Jaipur Gate

Although the Jaipur Gate sits imposingly at the front of Hove Museum & Art Gallery’s well-maintained grounds, it can hardly be described as a gate. It is in fact a replica of a form of bandstand that would have once stood in the courtyards of Indian temples and palaces.

The Colonial & Indian Exhibition in South Kensington was opened by Queen Victoria in 1886 and attracted 5.5 million visitors. The Jaipur Gate formed the entry to the Rajputana section of the exhibition and its construction was paid for by the Maharaja of Jaipur. It was transferred to the Imperial Institute after the closure of the exhibition and was donated to the Hove Museum in 1926. Interestingly, Hove Museum’s own 11ft high iron gates have a wealth of history of their own. They are originally from Bramford Hall near Ipswich and came to Hove in the 1950s.

Skilled Indian craftsmen carved and assembled the teak Jaipur Gate but it was actually designed by two Englishmen called Colonel Samuel Swinton Jacob and Surgeon-Major Thomas Holbein Hendley. The inscription on the front, in English, Sanskrit and Latin, is the motto of the Maharajas of Jaipur and reads, ‘Where virtue is, there is victory’. The Latin inscription on the back reads, ‘From the east comes light’. The Gate was removed from the grounds of Hove Museum between December 2004 and June 2006 and was extensively refurbished. Its copper dome was replaced, its legs were raised from the ground, decayed timber was replaced and a lead roof was introduced. It’s now looking better than ever.

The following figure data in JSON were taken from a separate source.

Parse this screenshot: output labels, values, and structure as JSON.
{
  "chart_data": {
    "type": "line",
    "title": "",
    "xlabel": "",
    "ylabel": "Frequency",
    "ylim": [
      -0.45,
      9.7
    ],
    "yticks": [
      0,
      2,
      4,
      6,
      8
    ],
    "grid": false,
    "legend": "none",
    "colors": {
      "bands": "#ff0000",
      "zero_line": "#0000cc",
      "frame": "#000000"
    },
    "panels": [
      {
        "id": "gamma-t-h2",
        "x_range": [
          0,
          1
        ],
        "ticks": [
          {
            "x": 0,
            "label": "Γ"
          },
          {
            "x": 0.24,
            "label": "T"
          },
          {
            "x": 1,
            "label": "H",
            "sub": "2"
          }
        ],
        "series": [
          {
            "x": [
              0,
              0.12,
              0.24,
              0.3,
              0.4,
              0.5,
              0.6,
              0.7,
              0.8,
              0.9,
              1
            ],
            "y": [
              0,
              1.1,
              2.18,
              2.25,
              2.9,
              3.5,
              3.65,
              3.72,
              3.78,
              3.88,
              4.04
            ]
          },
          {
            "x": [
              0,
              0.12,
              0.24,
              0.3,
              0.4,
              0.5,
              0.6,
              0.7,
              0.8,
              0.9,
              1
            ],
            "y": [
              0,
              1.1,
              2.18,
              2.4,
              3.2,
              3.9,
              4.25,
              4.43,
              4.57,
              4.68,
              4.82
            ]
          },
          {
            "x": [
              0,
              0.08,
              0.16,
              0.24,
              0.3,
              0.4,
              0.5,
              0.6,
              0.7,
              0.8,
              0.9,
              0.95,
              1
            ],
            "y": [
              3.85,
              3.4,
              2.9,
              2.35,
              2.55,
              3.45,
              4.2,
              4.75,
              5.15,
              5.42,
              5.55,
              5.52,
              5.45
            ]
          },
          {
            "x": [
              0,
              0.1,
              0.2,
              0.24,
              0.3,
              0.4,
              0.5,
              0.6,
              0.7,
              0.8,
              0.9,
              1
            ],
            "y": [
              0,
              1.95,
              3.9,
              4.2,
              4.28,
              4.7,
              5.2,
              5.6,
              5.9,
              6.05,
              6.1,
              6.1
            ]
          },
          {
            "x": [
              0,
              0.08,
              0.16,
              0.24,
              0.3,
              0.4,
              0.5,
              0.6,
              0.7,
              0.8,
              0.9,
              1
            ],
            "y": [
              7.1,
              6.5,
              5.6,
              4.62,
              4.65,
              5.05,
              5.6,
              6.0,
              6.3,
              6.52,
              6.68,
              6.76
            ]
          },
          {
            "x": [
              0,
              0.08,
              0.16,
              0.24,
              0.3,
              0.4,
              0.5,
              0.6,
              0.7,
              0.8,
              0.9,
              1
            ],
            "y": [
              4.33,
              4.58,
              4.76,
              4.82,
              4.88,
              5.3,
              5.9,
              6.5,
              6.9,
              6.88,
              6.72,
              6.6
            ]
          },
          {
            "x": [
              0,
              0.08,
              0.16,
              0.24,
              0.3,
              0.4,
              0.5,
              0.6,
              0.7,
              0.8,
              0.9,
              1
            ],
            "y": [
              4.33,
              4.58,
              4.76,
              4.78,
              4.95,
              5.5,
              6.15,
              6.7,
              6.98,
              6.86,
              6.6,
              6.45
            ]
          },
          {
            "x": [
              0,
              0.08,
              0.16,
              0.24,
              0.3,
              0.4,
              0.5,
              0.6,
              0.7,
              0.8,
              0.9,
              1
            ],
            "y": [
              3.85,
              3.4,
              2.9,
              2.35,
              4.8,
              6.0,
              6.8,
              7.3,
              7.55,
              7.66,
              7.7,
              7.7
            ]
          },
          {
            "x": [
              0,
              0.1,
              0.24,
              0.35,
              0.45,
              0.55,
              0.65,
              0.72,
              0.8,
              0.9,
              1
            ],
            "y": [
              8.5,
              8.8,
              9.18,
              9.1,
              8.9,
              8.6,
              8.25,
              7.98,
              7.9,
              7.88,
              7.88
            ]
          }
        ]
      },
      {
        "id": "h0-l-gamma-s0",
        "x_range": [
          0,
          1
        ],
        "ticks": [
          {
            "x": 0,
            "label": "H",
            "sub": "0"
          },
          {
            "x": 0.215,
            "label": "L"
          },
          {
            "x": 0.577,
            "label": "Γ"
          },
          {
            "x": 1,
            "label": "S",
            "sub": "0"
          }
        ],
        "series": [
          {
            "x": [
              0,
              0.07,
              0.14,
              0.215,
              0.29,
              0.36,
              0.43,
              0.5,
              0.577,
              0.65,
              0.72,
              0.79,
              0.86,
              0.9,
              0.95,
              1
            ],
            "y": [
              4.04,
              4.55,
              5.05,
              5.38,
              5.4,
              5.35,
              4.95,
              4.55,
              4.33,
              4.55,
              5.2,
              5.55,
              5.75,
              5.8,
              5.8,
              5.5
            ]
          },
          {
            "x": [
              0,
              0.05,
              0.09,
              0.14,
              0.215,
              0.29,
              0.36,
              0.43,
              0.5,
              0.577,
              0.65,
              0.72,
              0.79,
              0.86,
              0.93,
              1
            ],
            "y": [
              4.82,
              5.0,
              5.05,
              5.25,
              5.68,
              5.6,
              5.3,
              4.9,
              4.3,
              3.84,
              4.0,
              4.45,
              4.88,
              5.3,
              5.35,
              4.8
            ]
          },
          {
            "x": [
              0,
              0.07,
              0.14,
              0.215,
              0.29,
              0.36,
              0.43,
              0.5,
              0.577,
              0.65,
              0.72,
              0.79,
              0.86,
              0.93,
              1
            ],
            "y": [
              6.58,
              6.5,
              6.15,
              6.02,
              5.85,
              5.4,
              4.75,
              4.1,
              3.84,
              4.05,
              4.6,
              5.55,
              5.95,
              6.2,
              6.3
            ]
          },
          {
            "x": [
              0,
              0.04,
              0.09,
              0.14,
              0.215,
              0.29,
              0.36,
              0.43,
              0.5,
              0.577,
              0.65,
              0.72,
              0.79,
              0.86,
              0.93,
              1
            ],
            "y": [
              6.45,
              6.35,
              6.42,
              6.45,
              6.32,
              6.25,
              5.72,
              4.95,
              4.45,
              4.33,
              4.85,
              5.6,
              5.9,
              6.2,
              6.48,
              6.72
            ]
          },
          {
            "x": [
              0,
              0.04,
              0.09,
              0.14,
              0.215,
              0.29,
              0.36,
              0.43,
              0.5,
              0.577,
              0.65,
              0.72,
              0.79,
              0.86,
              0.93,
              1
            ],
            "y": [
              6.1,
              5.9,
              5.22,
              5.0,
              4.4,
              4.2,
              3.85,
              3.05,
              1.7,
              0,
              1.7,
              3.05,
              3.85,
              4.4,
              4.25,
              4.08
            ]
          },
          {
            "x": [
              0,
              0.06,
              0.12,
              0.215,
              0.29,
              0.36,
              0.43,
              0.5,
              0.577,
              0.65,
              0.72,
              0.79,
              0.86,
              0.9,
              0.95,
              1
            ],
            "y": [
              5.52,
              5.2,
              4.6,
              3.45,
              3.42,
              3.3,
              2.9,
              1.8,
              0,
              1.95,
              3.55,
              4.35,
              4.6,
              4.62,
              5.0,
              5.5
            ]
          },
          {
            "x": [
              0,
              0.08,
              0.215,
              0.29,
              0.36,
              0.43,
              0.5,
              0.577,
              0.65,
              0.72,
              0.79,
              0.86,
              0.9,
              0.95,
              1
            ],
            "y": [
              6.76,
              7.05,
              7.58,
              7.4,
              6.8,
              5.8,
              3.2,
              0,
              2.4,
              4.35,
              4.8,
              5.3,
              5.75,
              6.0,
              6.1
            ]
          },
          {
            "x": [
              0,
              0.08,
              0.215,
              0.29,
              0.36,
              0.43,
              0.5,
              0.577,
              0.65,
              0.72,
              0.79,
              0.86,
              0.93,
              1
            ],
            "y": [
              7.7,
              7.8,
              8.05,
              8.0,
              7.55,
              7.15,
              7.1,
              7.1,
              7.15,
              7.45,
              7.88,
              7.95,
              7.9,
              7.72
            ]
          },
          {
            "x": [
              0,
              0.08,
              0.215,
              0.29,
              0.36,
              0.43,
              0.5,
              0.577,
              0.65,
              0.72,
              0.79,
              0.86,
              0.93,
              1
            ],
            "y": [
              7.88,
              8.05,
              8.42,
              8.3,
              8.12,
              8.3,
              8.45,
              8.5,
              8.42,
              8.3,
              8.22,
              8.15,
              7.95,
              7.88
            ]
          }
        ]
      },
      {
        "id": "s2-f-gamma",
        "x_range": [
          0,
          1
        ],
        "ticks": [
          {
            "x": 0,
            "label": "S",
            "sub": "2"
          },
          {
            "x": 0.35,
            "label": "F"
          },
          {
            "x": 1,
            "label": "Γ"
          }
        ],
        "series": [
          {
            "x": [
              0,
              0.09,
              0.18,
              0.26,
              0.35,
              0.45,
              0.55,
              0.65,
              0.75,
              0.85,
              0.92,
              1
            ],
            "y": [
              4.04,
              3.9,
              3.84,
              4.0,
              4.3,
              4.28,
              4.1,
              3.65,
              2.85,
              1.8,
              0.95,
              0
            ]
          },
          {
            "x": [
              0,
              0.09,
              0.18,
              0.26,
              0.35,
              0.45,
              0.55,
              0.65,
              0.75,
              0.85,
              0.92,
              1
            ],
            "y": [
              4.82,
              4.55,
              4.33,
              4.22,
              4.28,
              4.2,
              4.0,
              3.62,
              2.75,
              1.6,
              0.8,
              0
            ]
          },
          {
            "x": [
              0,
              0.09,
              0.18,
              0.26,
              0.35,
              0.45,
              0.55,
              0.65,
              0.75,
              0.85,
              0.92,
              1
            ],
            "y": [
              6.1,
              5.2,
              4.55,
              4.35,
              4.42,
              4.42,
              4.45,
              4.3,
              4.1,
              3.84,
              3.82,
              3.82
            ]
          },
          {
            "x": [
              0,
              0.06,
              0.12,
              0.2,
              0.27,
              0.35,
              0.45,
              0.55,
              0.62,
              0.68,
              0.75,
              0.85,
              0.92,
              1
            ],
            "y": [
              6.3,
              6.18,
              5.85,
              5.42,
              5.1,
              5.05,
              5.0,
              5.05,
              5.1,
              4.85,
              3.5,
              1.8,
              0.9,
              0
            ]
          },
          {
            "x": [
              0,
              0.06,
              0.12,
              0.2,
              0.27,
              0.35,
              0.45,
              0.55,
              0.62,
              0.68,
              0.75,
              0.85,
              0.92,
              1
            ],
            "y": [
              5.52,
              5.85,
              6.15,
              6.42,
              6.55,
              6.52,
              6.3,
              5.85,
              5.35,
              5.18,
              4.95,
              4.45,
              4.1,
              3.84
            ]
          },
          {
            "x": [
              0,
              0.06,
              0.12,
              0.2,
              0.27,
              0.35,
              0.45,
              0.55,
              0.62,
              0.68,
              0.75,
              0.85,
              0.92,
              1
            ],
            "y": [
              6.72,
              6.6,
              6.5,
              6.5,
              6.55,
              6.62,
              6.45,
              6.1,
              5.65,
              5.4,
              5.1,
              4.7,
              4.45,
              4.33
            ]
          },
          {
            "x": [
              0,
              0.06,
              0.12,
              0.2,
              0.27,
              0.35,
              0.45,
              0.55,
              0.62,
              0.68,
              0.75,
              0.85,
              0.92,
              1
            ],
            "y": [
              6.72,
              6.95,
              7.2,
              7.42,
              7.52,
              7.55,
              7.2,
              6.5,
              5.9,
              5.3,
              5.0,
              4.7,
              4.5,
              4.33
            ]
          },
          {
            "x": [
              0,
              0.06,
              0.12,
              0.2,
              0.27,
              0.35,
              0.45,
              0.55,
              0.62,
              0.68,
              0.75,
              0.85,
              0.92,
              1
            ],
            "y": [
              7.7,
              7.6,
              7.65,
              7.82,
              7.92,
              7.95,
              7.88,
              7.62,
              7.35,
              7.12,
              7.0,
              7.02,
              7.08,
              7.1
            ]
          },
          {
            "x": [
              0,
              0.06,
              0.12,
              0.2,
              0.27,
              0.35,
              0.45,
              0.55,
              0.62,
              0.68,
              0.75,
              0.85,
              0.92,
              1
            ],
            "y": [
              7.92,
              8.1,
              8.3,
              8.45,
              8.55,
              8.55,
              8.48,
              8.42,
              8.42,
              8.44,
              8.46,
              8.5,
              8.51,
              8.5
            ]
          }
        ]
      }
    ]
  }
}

There are several monuments in Brighton & Hove with an Indian connection. Most obviously, the Royal Pavilion draws on Indian architecture for inspiration but not many people know that it was used as a hospital by wounded Indian soldiers during the First World War. Its South Gate was a gift from India for this reason and was dedicated for the use of the inhabitants of Brighton by His Highness the Maharajah of Patiala in 1921. The stunning Chattri Memorial sits 500ft above sea-level to the north of Patcham, and marks the site of the ‘ghat’ where many Indian soldiers were cremated. It was also paid for by the India and was unveiled in 1921 by the Prince of Wales.

Hove Museum is well worth a visit in its own right but the Jaipur Gate adds that extra bit of spice!